Susanne Bier: Boleśnie szczera

"Kręciliśmy, gdy w Nowym Jorku było bardzo głośno o sprawie Jeffreya Epsteina, jego aresztowaniu, wszystkich matactwach i molestowaniu. A my opowiadaliśmy przecież o uprzywilejowanej, wyższej klasie, zdominowanej przez białych mężczyzn, przekonanych o tym, że mogą robić, co tylko zechcą i nikt nie zwróci im na to uwagi. Przenikanie rzeczywistości i fikcji było dla nas dość niepokojące, nawet wkurzające" - mówi w rozmowie z Interią Susanne Bier, reżyserka serialu HBO zatytułowanego "Od nowa".

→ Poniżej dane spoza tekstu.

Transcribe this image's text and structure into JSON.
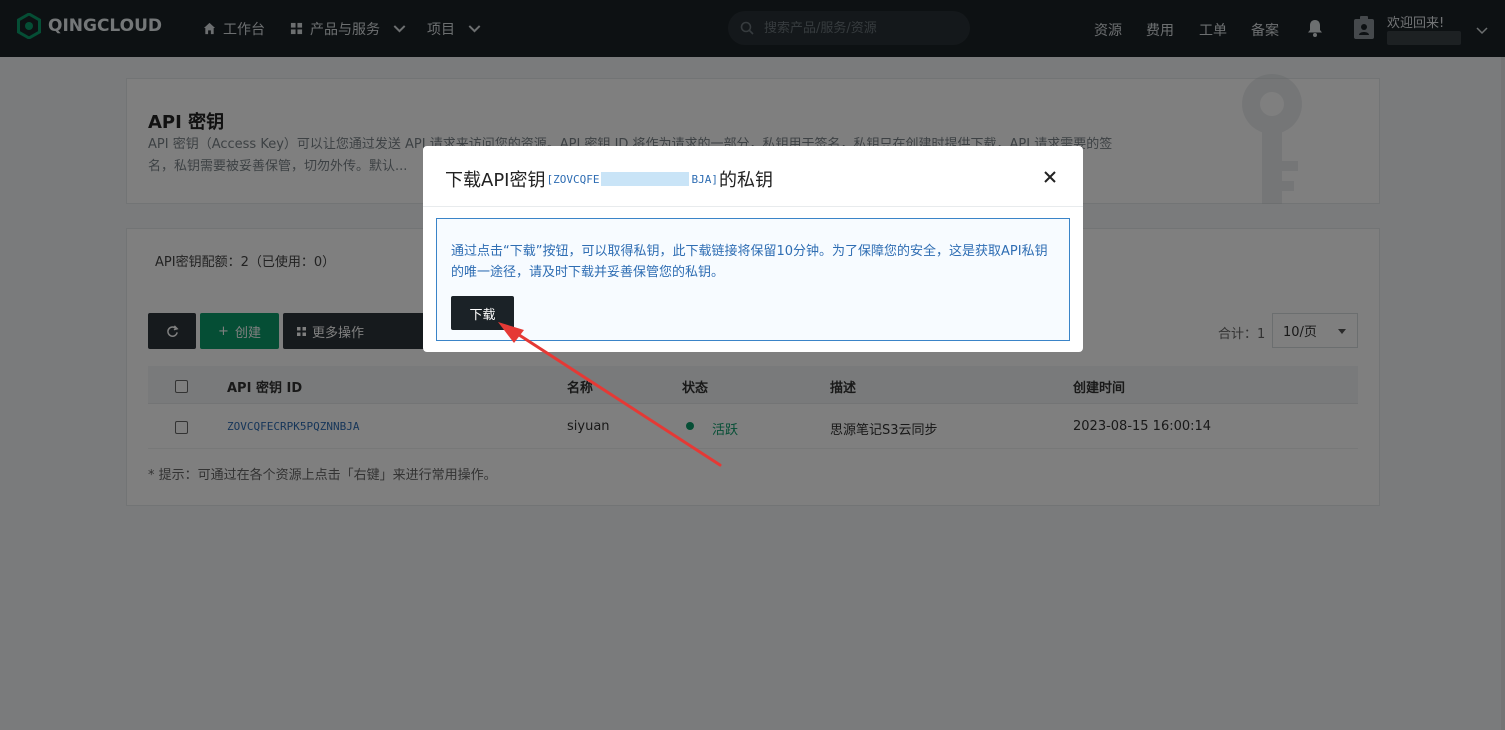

"Kręciliśmy, gdy w Nowym Jorku było bardzo głośno o sprawie Jeffreya Epsteina, jego aresztowaniu, wszystkich matactwach i molestowaniu. A my opowiadaliśmy przecież o uprzywilejowanej, wyższej klasie, zdominowanej przez białych mężczyzn, przekonanych o tym, że mogą robić, co tylko zechcą i nikt nie zwróci im na to uwagi. Przenikanie rzeczywistości i fikcji było dla nas dość niepokojące, nawet wkurzające" - mówi w rozmowie z Interią Susanne Bier, reżyserka serialu HBO zatytułowanego "Od nowa".
Mam już dość potężnych, wpływowych facetów, którzy sądzą, że są właścicielami świata - przekonuje Susanne Bier /Amy Sussman /Getty Images

Grace i Jonathan (Nicole Kidman i Hugh Grant) wiodą idealne życie. Mają szczęśliwą rodzinę, pieniądze, odnoszą sukcesy zawodowe. On jest onkologiem dziecięcym, ona psychoterapeutką. Pewnej nocy wszystko się zmienia. Grace, niespodziewanie pozostawiona sama sobie, konfrontuje się z narastającą katastrofą. Musi porzucić dotychczasowe wygody i zbudować swój świat od nowa.

Sześcioodcinkowy serial "Od nowa", który od 26 października można oglądać w HBO i HBO GO zainspirowała bestsellerowa książka "Nie chciałaś wiedzieć" Jean Hanff Korelitz. Scenariusz napisał David E. Kelly, twórca "Wielkich kłamstewek" i "Ally McBeal". My spotkaliśmy się na pressjunkecie z Susanne Bier, reżyserką, autorką głośnego "Nocnego recepcjonisty" oraz wielu nagradzanych filmów, w tym "Braci". W rozmowie opowiada m.in. o pracy z  wybitnymi aktorami, budowaniu napięcia i wpływowych białych mężczyznach, którzy sądzą, że rządzą światem.

Reklama

Propozycję pracy nad "Od nowa" złożył ci scenarzysta i producent David E. Kelley. Co spowodowało, że postanowiłaś zaangażować się w produkcję?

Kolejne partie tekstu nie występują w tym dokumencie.